Third, as the significance of what it meant to sign a covenant lost power and clarity over time and in practice, membership in a church became a matter of family connection and not a deliberate and free religious choice.

Fourth, the whole idea of conversion became controversial for liberals.

Fifth, young people no longer accepted the idea that they were of a low spiritual state because they had not experienced the religious hierarchy and persecution to which their parents or grandparents had been subjected to in Europe. The primacy of the need for salvation shifted along with their relationship to the liberal church.

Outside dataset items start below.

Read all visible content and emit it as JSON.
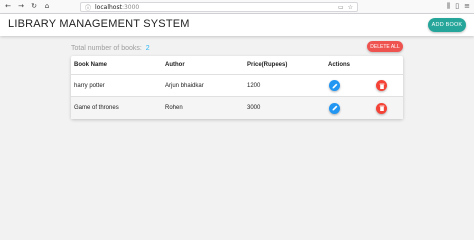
{
  "browser": {
    "url_host": "localhost",
    "url_port": ":3000"
  },
  "app": {
    "title": "LIBRARY MANAGEMENT SYSTEM",
    "add_button": "ADD BOOK"
  },
  "summary": {
    "label": "Total number of books:",
    "count": "2",
    "delete_all": "DELETE ALL"
  },
  "table": {
    "headers": [
      "Book Name",
      "Author",
      "Price(Rupees)",
      "Actions"
    ],
    "rows": [
      {
        "name": "harry potter",
        "author": "Arjun bhaidkar",
        "price": "1200"
      },
      {
        "name": "Game of thrones",
        "author": "Rohen",
        "price": "3000"
      }
    ]
  },
  "colors": {
    "add_button": "#26a69a",
    "delete_all": "#ef5350",
    "edit": "#2196f3",
    "delete": "#f44336",
    "count": "#29b6f6"
  },
  "icons": {
    "edit": "pencil-icon",
    "delete": "trash-icon"
  }
}
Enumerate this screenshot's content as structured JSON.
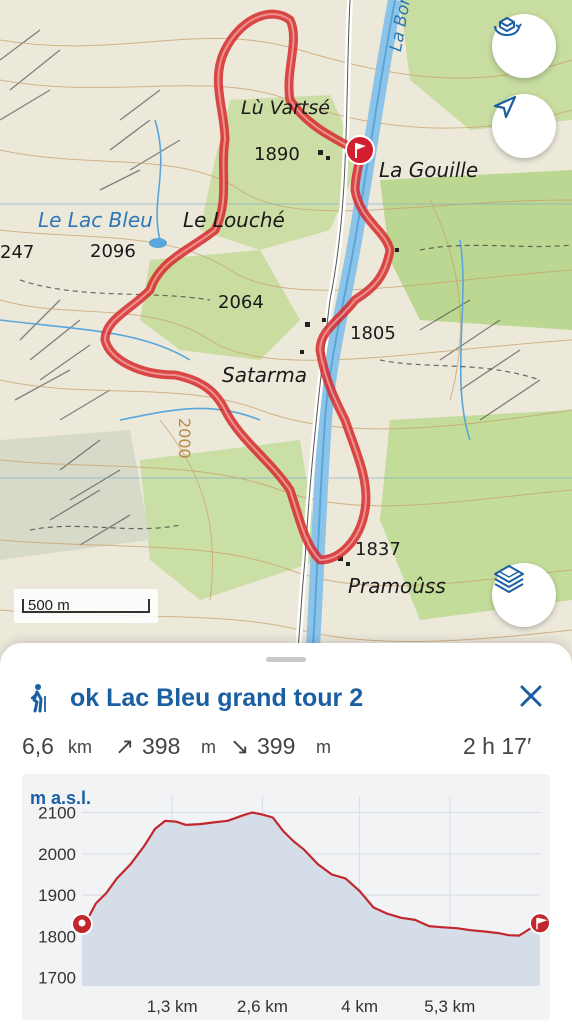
{
  "map": {
    "labels": {
      "lu_vartse": "Lù Vartsé",
      "la_gouille": "La Gouille",
      "le_lac_bleu": "Le Lac Bleu",
      "le_louche": "Le Louché",
      "satarma": "Satarma",
      "pramouss": "Pramoûss",
      "la_borgne": "La Borgn",
      "alt_1890": "1890",
      "alt_2096": "2096",
      "alt_2064": "2064",
      "alt_1805": "1805",
      "alt_1837": "1837",
      "alt_247": "247",
      "contour_2000": "2000"
    },
    "scale_label": "500 m",
    "buttons": {
      "rotate_icon": "rotate-3d-icon",
      "locate_icon": "navigation-arrow-icon",
      "layers_icon": "layers-icon"
    },
    "colors": {
      "route": "#d62a2a",
      "forest": "#b7d48e",
      "water": "#5aa6d9",
      "marker": "#d11f2f"
    }
  },
  "sheet": {
    "activity_icon": "hiking-icon",
    "title": "ok Lac Bleu grand tour 2",
    "close_icon": "close-icon",
    "stats": {
      "distance": "6,6",
      "distance_unit": "km",
      "ascent_arrow": "↗",
      "ascent": "398",
      "ascent_unit": "m",
      "descent_arrow": "↘",
      "descent": "399",
      "descent_unit": "m",
      "duration": "2 h 17′"
    }
  },
  "chart_data": {
    "type": "area",
    "ylabel": "m a.s.l.",
    "xlabel": "",
    "ylim": [
      1680,
      2140
    ],
    "xlim": [
      0,
      6.6
    ],
    "yticks": [
      "2100",
      "2000",
      "1900",
      "1800",
      "1700"
    ],
    "xticks": [
      "1,3 km",
      "2,6 km",
      "4 km",
      "5,3 km"
    ],
    "ytick_values": [
      2100,
      2000,
      1900,
      1800,
      1700
    ],
    "xtick_values": [
      1.3,
      2.6,
      4.0,
      5.3
    ],
    "series": [
      {
        "x": [
          0,
          0.1,
          0.2,
          0.35,
          0.5,
          0.7,
          0.9,
          1.05,
          1.2,
          1.35,
          1.5,
          1.7,
          1.9,
          2.1,
          2.3,
          2.45,
          2.6,
          2.75,
          2.9,
          3.05,
          3.2,
          3.4,
          3.6,
          3.8,
          4.0,
          4.2,
          4.4,
          4.6,
          4.8,
          5.0,
          5.2,
          5.4,
          5.6,
          5.8,
          6.0,
          6.15,
          6.3,
          6.45,
          6.6
        ],
        "y": [
          1830,
          1848,
          1880,
          1905,
          1940,
          1975,
          2020,
          2060,
          2080,
          2078,
          2070,
          2072,
          2076,
          2080,
          2092,
          2100,
          2095,
          2088,
          2055,
          2030,
          2010,
          1975,
          1950,
          1940,
          1910,
          1870,
          1855,
          1845,
          1840,
          1825,
          1822,
          1820,
          1815,
          1812,
          1808,
          1803,
          1802,
          1818,
          1832
        ]
      }
    ],
    "grid": true
  }
}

Sixth, the liberal clergy who would become Unitarian ministers stopped forming new churches for some 40 years because they expected settlers to do it. This hiatus of church formation and growth of liberal churches caused the idea of covenant to be further marginalized.

Seventh, Unitarian ministers thought that our faith would grow as conservative churches became more liberal, such that they would embrace Unitarianism.

Eighth, the idea of progress that seized the liberal imagination led, suggests Alice Blair Wesley, lead to a “loss of urgency in the members’ sense of mission” as love itself came “to be taken as just natural, as needing no special communal focus or nurture.”

Ninth, the rise of the non-profit corporations in the early 1800s, in which many Unitarians became very involved, eliminated covenant as an organizing idea and ideal. As Wesley concludes, “Thus it came to be that, over time and with a curious inconsistency, when Unitarians turned their attention from governance of the local church to any good work beyond the walls of the local church, we took for granted the hierarchal structure of a nonprofit corporation, even for gathering new Unitarian churches!”

Tenth, in the 18th century, covenant became linked with “revivalism.” Thus, “19th century liberal churches kept the old, earliest covenants on their books—beautiful, simple promises to walk together in the ways of love, but the covenant was mostly not talked about, until the late 20th century.

We began talking about covenant again in the early to mid-1980s, but it has been a conversation among too few people. As Robert Latham noted in 1985, “We have forgotten that covenant is the keystone of our religious experience. This has resulted in diminishment of meaning in membership, confusion of identity, and distortion in gauging ministry effectiveness.”

Reclaiming covenant is a central task of Unitarian Universalist congregations if we are to be vibrant and powerful religious communities and agents of transformation.

2 comments:

Rev Parisa said...

This is timely, Kirk, as my congregation is in the process of developing a new covenant. What a wonderful summary of Alice Blair-Wesley's work!

One of the things that our process is, in fact, forcing is a statement of identity. We UU's don't like to say it, but making a definitive statement of what we commit to and strive for together is necessarily something that will leave some people out - not based on creed or background, but based on the will to be part of the cause we share. It is interesting to see how this plays out: where people feel confident and liberated by saying something definitive; and where people feel apologetic and hesitant to leave anyone behind.

Unknown said...

I would assert that we are not leaving people behind, but allowing folks to opt out if we aren't a good fit. We need to clarify who is making the decision. Too often, we are taking responsibility for someone else's decision. If someone doesn't want to join us that doesn't make us exclusive or the person wrong - it simply means that for the current time that particular person isn't interested in pursuing what we are working towards.